Es klingt ganz einfach: Die Kehre innen anfahren, dann kurz Richtung Kurvenaussen lenken und auf die Bremse tippen – das Auto dreht sich ins Kurveninnere und lässt sich dann mit sensiblem Gasfuss um die Kurve driften. „Wenn die Skandinavier das können, dann schaffen das doch wohl auch Schweizer“, stichelt der Instruktor per Funk. In der Praxis schiebt unser Cayenne Turbo mal geradeaus – zu viel Lenkeinschlag – oder kommt nicht in den Drift, weil er in einem zu flachen Winkel zur Kurvenbahn steht. Schuld ist nicht das Auto, sondern – wie meistens – der Fahrer. Aber nach drei, vier Versuchen haben wir den Bogen raus. Wie auf einer Erdumlaufbahn zieht der Cayenne über 180 Grad in weitem Bogen driftend um den Wendepunkt. Hoffsümmer überschlägt sich im Funk geradezu vor Freude.

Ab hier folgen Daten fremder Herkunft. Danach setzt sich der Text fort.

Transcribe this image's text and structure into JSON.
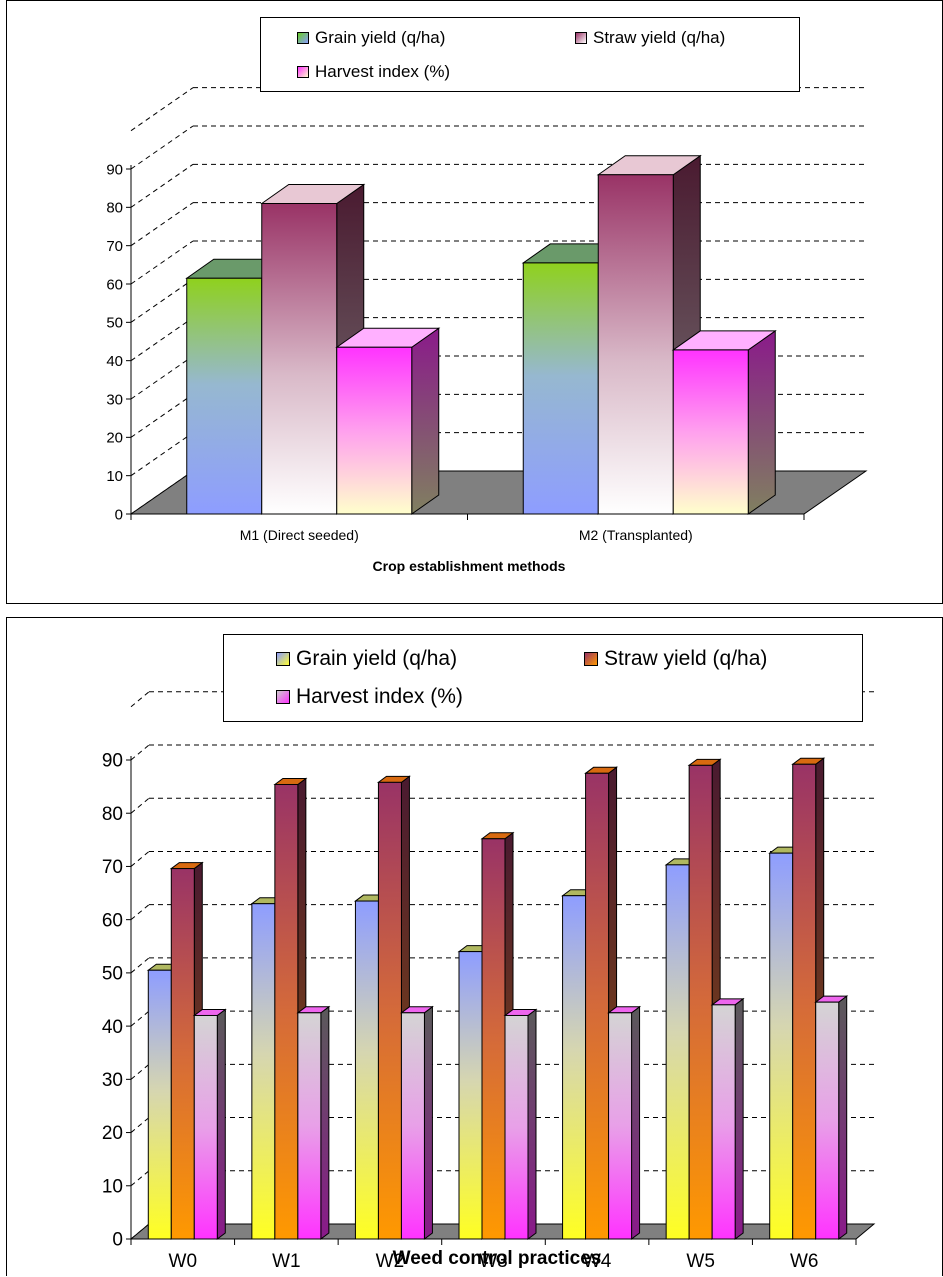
{
  "chart_data": [
    {
      "type": "bar",
      "variant": "3d-clustered-column",
      "title": "",
      "xlabel": "Crop establishment methods",
      "ylabel": "",
      "ylim": [
        0,
        90
      ],
      "yticks": [
        "0",
        "10",
        "20",
        "30",
        "40",
        "50",
        "60",
        "70",
        "80",
        "90"
      ],
      "categories": [
        "M1 (Direct seeded)",
        "M2 (Transplanted)"
      ],
      "series": [
        {
          "name": "Grain yield (q/ha)",
          "values": [
            61.5,
            65.5
          ]
        },
        {
          "name": "Straw yield (q/ha)",
          "values": [
            81,
            88.5
          ]
        },
        {
          "name": "Harvest index (%)",
          "values": [
            43.5,
            42.8
          ]
        }
      ],
      "grid": true,
      "legend_position": "top"
    },
    {
      "type": "bar",
      "variant": "3d-clustered-column",
      "title": "",
      "xlabel": "Weed control practices",
      "ylabel": "",
      "ylim": [
        0,
        90
      ],
      "yticks": [
        "0",
        "10",
        "20",
        "30",
        "40",
        "50",
        "60",
        "70",
        "80",
        "90"
      ],
      "categories": [
        "W0",
        "W1",
        "W2",
        "W3",
        "W4",
        "W5",
        "W6"
      ],
      "series": [
        {
          "name": "Grain yield (q/ha)",
          "values": [
            50.5,
            63,
            63.5,
            54,
            64.5,
            70.3,
            72.5
          ]
        },
        {
          "name": "Straw yield (q/ha)",
          "values": [
            69.6,
            85.4,
            85.8,
            75.2,
            87.5,
            89,
            89.2
          ]
        },
        {
          "name": "Harvest index (%)",
          "values": [
            42,
            42.5,
            42.5,
            42,
            42.5,
            44,
            44.5
          ]
        }
      ],
      "grid": true,
      "legend_position": "top"
    }
  ]
}
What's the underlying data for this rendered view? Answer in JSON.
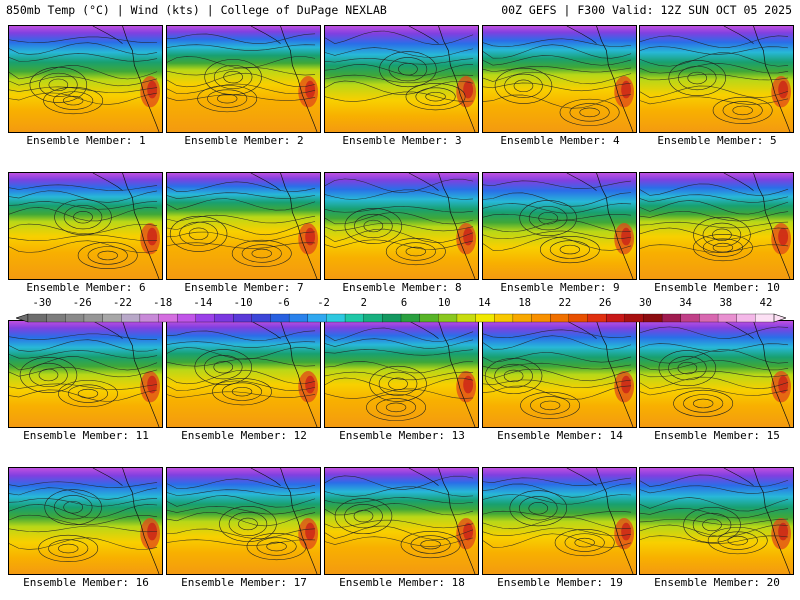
{
  "header": {
    "left": "850mb Temp (°C) | Wind (kts) | College of DuPage NEXLAB",
    "right": "00Z GEFS | F300 Valid: 12Z SUN OCT 05 2025"
  },
  "panels": [
    {
      "label": "Ensemble Member: 1",
      "colder_north": 0.55
    },
    {
      "label": "Ensemble Member: 2",
      "colder_north": 0.45
    },
    {
      "label": "Ensemble Member: 3",
      "colder_north": 0.6
    },
    {
      "label": "Ensemble Member: 4",
      "colder_north": 0.5
    },
    {
      "label": "Ensemble Member: 5",
      "colder_north": 0.55
    },
    {
      "label": "Ensemble Member: 6",
      "colder_north": 0.5
    },
    {
      "label": "Ensemble Member: 7",
      "colder_north": 0.45
    },
    {
      "label": "Ensemble Member: 8",
      "colder_north": 0.55
    },
    {
      "label": "Ensemble Member: 9",
      "colder_north": 0.6
    },
    {
      "label": "Ensemble Member: 10",
      "colder_north": 0.5
    },
    {
      "label": "Ensemble Member: 11",
      "colder_north": 0.55
    },
    {
      "label": "Ensemble Member: 12",
      "colder_north": 0.5
    },
    {
      "label": "Ensemble Member: 13",
      "colder_north": 0.5
    },
    {
      "label": "Ensemble Member: 14",
      "colder_north": 0.55
    },
    {
      "label": "Ensemble Member: 15",
      "colder_north": 0.55
    },
    {
      "label": "Ensemble Member: 16",
      "colder_north": 0.6
    },
    {
      "label": "Ensemble Member: 17",
      "colder_north": 0.55
    },
    {
      "label": "Ensemble Member: 18",
      "colder_north": 0.5
    },
    {
      "label": "Ensemble Member: 19",
      "colder_north": 0.55
    },
    {
      "label": "Ensemble Member: 20",
      "colder_north": 0.6
    }
  ],
  "colorbar": {
    "ticks": [
      "-30",
      "-26",
      "-22",
      "-18",
      "-14",
      "-10",
      "-6",
      "-2",
      "2",
      "6",
      "10",
      "14",
      "18",
      "22",
      "26",
      "30",
      "34",
      "38",
      "42"
    ],
    "colors": [
      "#6e6e6e",
      "#7d7d7d",
      "#8a8a8a",
      "#969696",
      "#a7a7a7",
      "#b8a8c8",
      "#c88ad8",
      "#d46ee0",
      "#c055e8",
      "#9a40e8",
      "#7a38e0",
      "#5a3ad8",
      "#3c46d8",
      "#2860e0",
      "#2a82ec",
      "#30a8f0",
      "#2ec8e0",
      "#20c8a8",
      "#18b080",
      "#149860",
      "#2aa040",
      "#58b428",
      "#8ac820",
      "#c8dc10",
      "#f0e800",
      "#f8c800",
      "#f8a800",
      "#f89000",
      "#f07000",
      "#e85000",
      "#e03010",
      "#c81818",
      "#a81010",
      "#8c0c10",
      "#a01c50",
      "#c04088",
      "#d868b0",
      "#e890d0",
      "#f4b8e8",
      "#fce0f4"
    ]
  }
}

Zum Abschluss baut er alle Übungen zu einem kompletten Parcours zusammen: Schneller Antritt, gefolgt von einem Ausweichmanöver hinein in einen kurzen Slalom, dann Wenden per Rallye-Flic und das Gleiche nochmals auf der Gegengeraden. Nach ein, zwei Runden fahren wir geradezu im Flow, tippen behutsam auf die Pedale, lenken mit Feingefühl und freuen uns, wie präzise der Cayenne Turbo unsere Fahrbefehle umsetzt. Dieser Schwung macht süchtig. Wir vergessen völlig Grösse und Gewicht des ausgewachsenen SUVs. Die Sonne tippt schon an die ersten Gipfel, als Hoffsümmer uns unter unserem scherzhaften Protest wieder vom Eis holt. Auf dem Rückweg nach Bad Ragaz zuckt es dann schon ein wenig in Händen und Füssen: Wie wäre es jetzt, die Haarnadelkurven auf der Nordseite des Juliers mit einem blitzsauberen Rallye-Flic zu nehmen? Aber es bleibt bei der Versuchung – ein Drift hat im öffentlichen Strassenverkehr nichts zu suchen und schliesslich ist die Erinnerung an die anfänglichen Dreher in Cho d’Punt noch frisch.
Wieviel Sicherheit bei ungebremster Fahrfreude das Porsche Stability Management ins Auto bringt, können wir erst nach diesem Tag im Schnee wirklich einschätzen.